En 1822 la Sociedad Americana de Colonización designó Liberia (que, por supuesto, hasta entonces no se llamaba así) como lugar al que remitir los esclavos negros liberados con idea de que fundaran su propio Estado, tomando como modelo el de origen, naturalmente. Pero, desde un primer momento fue evidente que los afroamericanos liberados y establecidos en la costa tenían cierta malsana tendencia a esclavizar a los del interior (es decir, que sí siguieron el modelo), en infinitas guerras tribales que no impidieron que, entre tanto, el país fuera vampirizado económicamente por multinacionales u otros países. En la década de los noventa del pasado siglo, destacó en estas guerras tribales, con armamento más o menos moderno, un “general”, anterior brujo tribal desde los 11 años, llamado Joshua Blahyi (1971), más conocido por su apodo “Butt Naked” (Culo Desnudo).

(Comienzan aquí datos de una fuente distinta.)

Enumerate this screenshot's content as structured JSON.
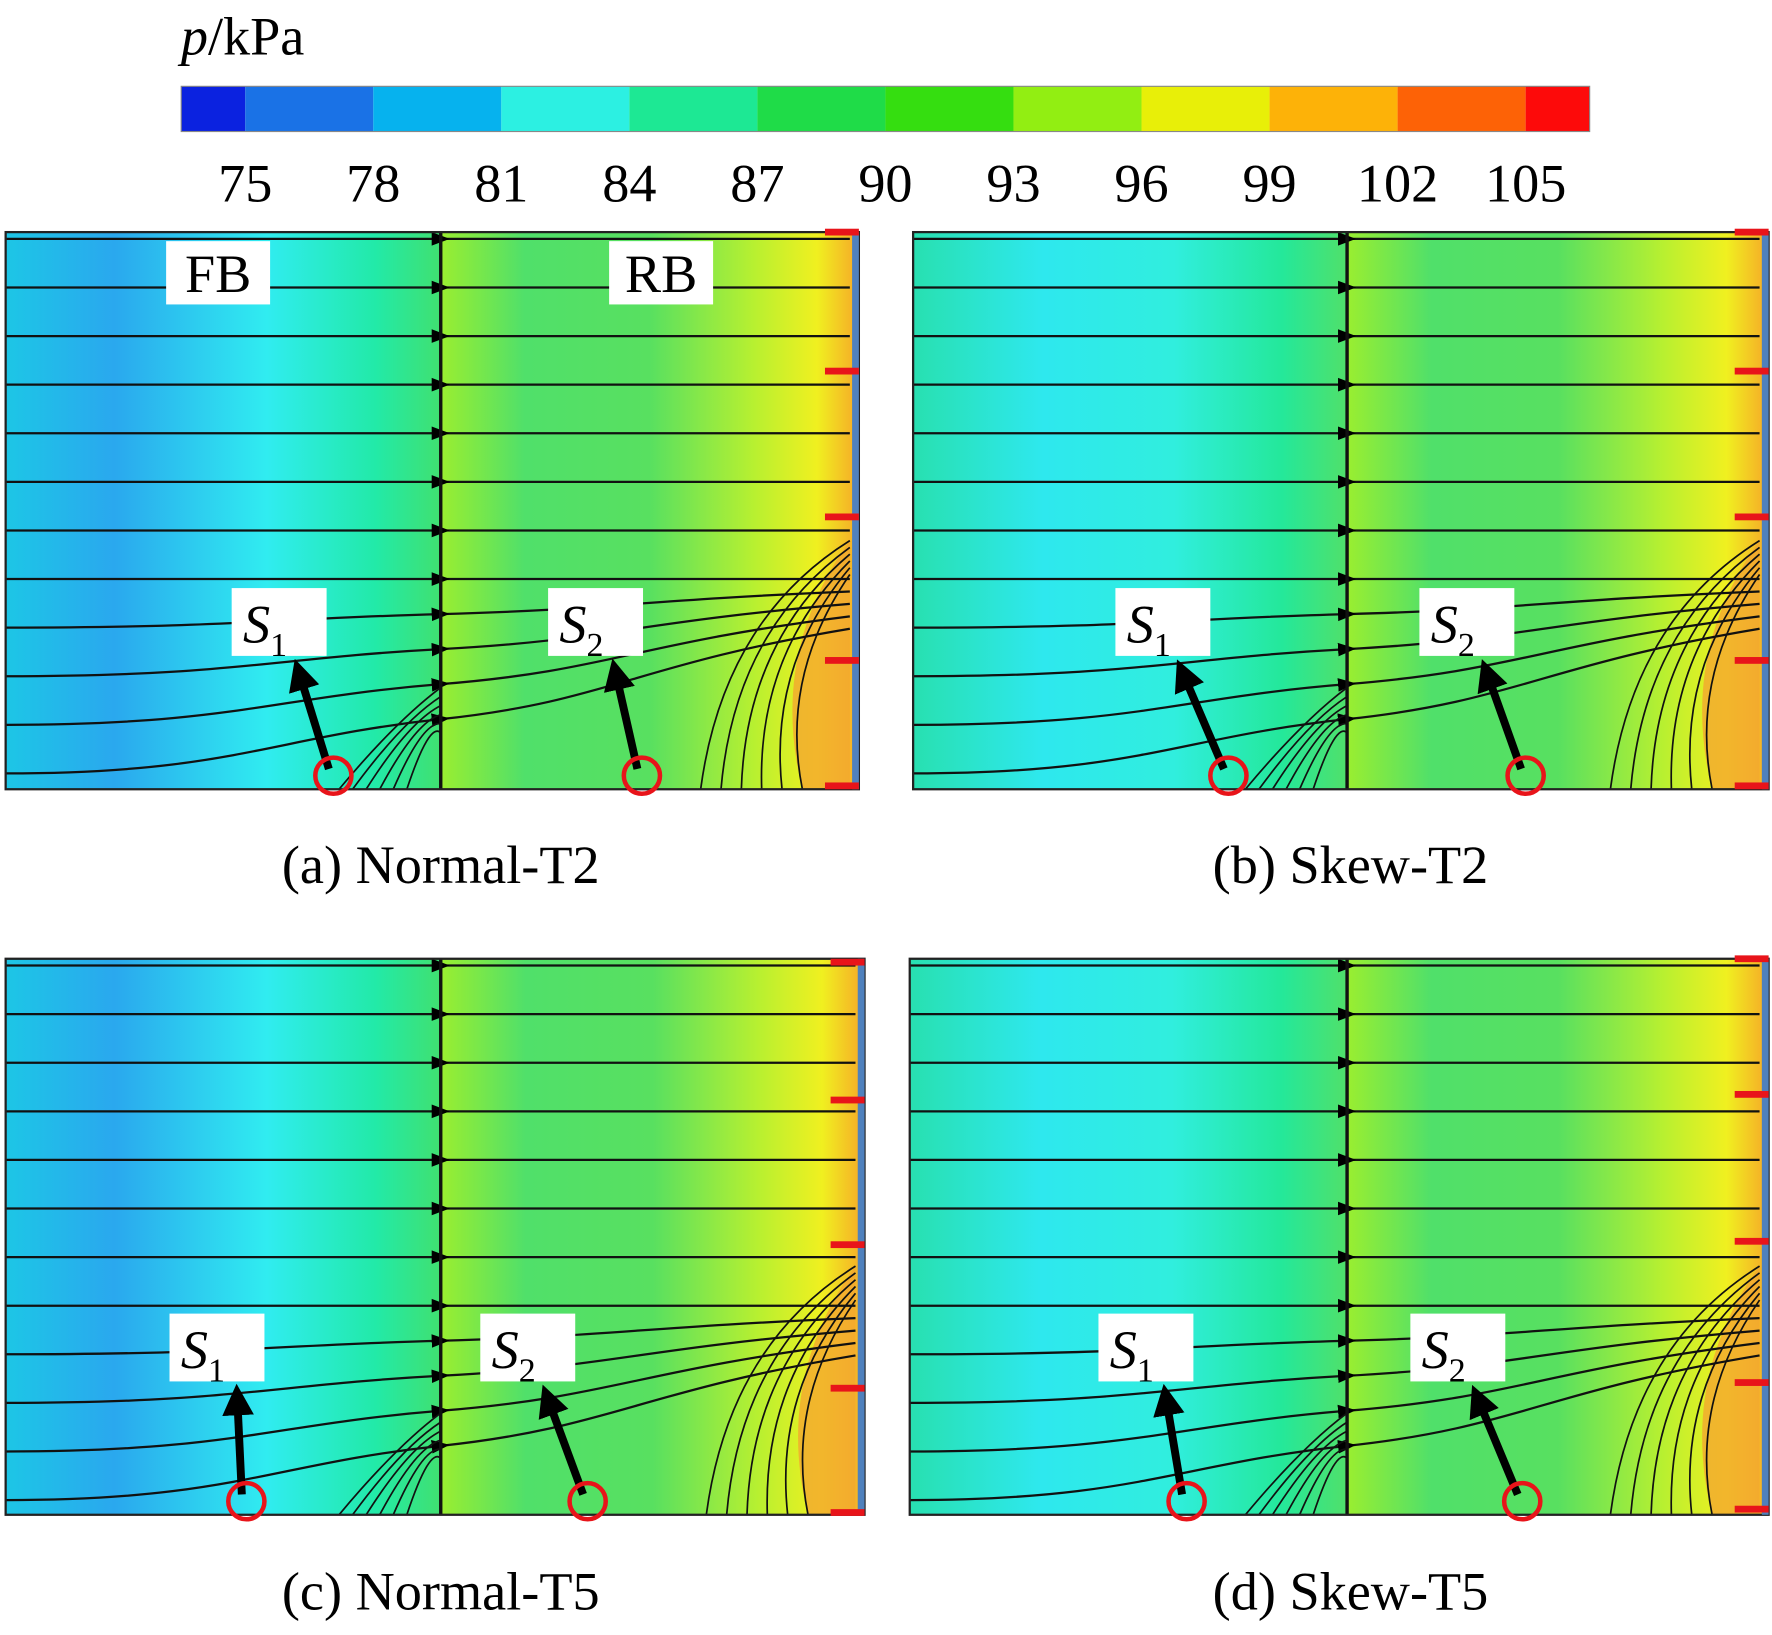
{
  "colorbar": {
    "title": {
      "symbol": "p",
      "unit": "/kPa"
    },
    "ticks": [
      75,
      78,
      81,
      84,
      87,
      90,
      93,
      96,
      99,
      102,
      105
    ],
    "colors": [
      "#0b22e0",
      "#1a72e6",
      "#06b2ee",
      "#2cf0e2",
      "#1de894",
      "#1fdc48",
      "#35de10",
      "#92ee12",
      "#e8ef08",
      "#fdb208",
      "#fd6206",
      "#fd0a0a"
    ]
  },
  "panels": [
    {
      "caption": "(a) Normal-T2",
      "regions": [
        "FB",
        "RB"
      ],
      "s1": {
        "letter": "S",
        "subscript": "1"
      },
      "s2": {
        "letter": "S",
        "subscript": "2"
      }
    },
    {
      "caption": "(b) Skew-T2",
      "s1": {
        "letter": "S",
        "subscript": "1"
      },
      "s2": {
        "letter": "S",
        "subscript": "2"
      }
    },
    {
      "caption": "(c) Normal-T5",
      "s1": {
        "letter": "S",
        "subscript": "1"
      },
      "s2": {
        "letter": "S",
        "subscript": "2"
      }
    },
    {
      "caption": "(d) Skew-T5",
      "s1": {
        "letter": "S",
        "subscript": "1"
      },
      "s2": {
        "letter": "S",
        "subscript": "2"
      }
    }
  ]
}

Dejemos que el propio general nos cuente sus hazañas: “Antes de conducir a mis tropas al combate, nos emborrachábamos y drogábamos, sacrificábamos a un adolescente, nos bebíamos su sangre y luego nos quitábamos la ropa, salvo el calzado, e íbamos al combate adornados con vistosas pelucas y bolsos de mujer que habíamos robado a la población civil. Matábamos a todo el que veíamos, le cortábamos la cabeza y la usábamos como pelota de fútbol. Desnudos y borrachos, en pleno frenesí homicida, matamos a cientos de personas, tantas que hasta perdí la cuenta. Pero, en junio del año pasado, me telefoneó Dios y me dijo que yo no era el héroe que me creía, de modo que abandoné y me hice predicador. Él mismo reconoció, tras abandonar las armas y tomar los hábitos, que sus víctimas personales no bajarían de las 20.000. En 2009 la Comisión por la Verdad y la Reconciliación de Liberia (TRC), organismo parlamentario no judicial, publicó una lista de “Amnistiables” y otra de “Procesables” en relación con los crímenes de guerra. Por alguna razón, el reverendo Culo Desnudo estaba en la primera, lo que da pie a pensar qué habrían hecho los que estaban en la segunda. Hoy, posiblemente conocedor de las cualidades de la religión como arma de destrucción masiva, se dedica a alimentar la ignorancia del país en el más puro estilo de predicador yanqui, con esa mezcolanza de dios y nacionalismo con que ya desde hace siglos se ha alimentado la ignorancia en otros muchos países (prosigue el señor García).

 - Los astronautas que participaron en el “Proyecto Apolo” que llevó a los usamericanos a la Luna se entrenaron en una reserva de indios navajos por su semejanza con la superficie lunar; lo que puede dar una idea del terreno que los yanquis daban a los nativos americanos. Un día un anciano pastor navajo que cuidaba su ganado junto a un nieto se encontró con un grupo de astronautas y preguntó al niño quiénes eran esas personas vestidas con uniformes tan raros. Tras la respuesta del nieto, el viejo preguntó si podían llevar un mensaje suyo al satélite. Respondieron afirmativamente, pero le preguntaron el significado del mensaje. El anciano y el niño se negaron entre risas al igual que el resto de la tribu. Un traductor oficial del gobierno lo tradujo con las siguientes palabras: “Luna, ten cuidado con estos exploradores. Vendrán a robarte tus tierras como hicieron con las nuestras”.


FRASE DEL DÍA (sea el que sea)

En España, de cada diez cabezas, una piensa y nueve embisten.- (A. Machado).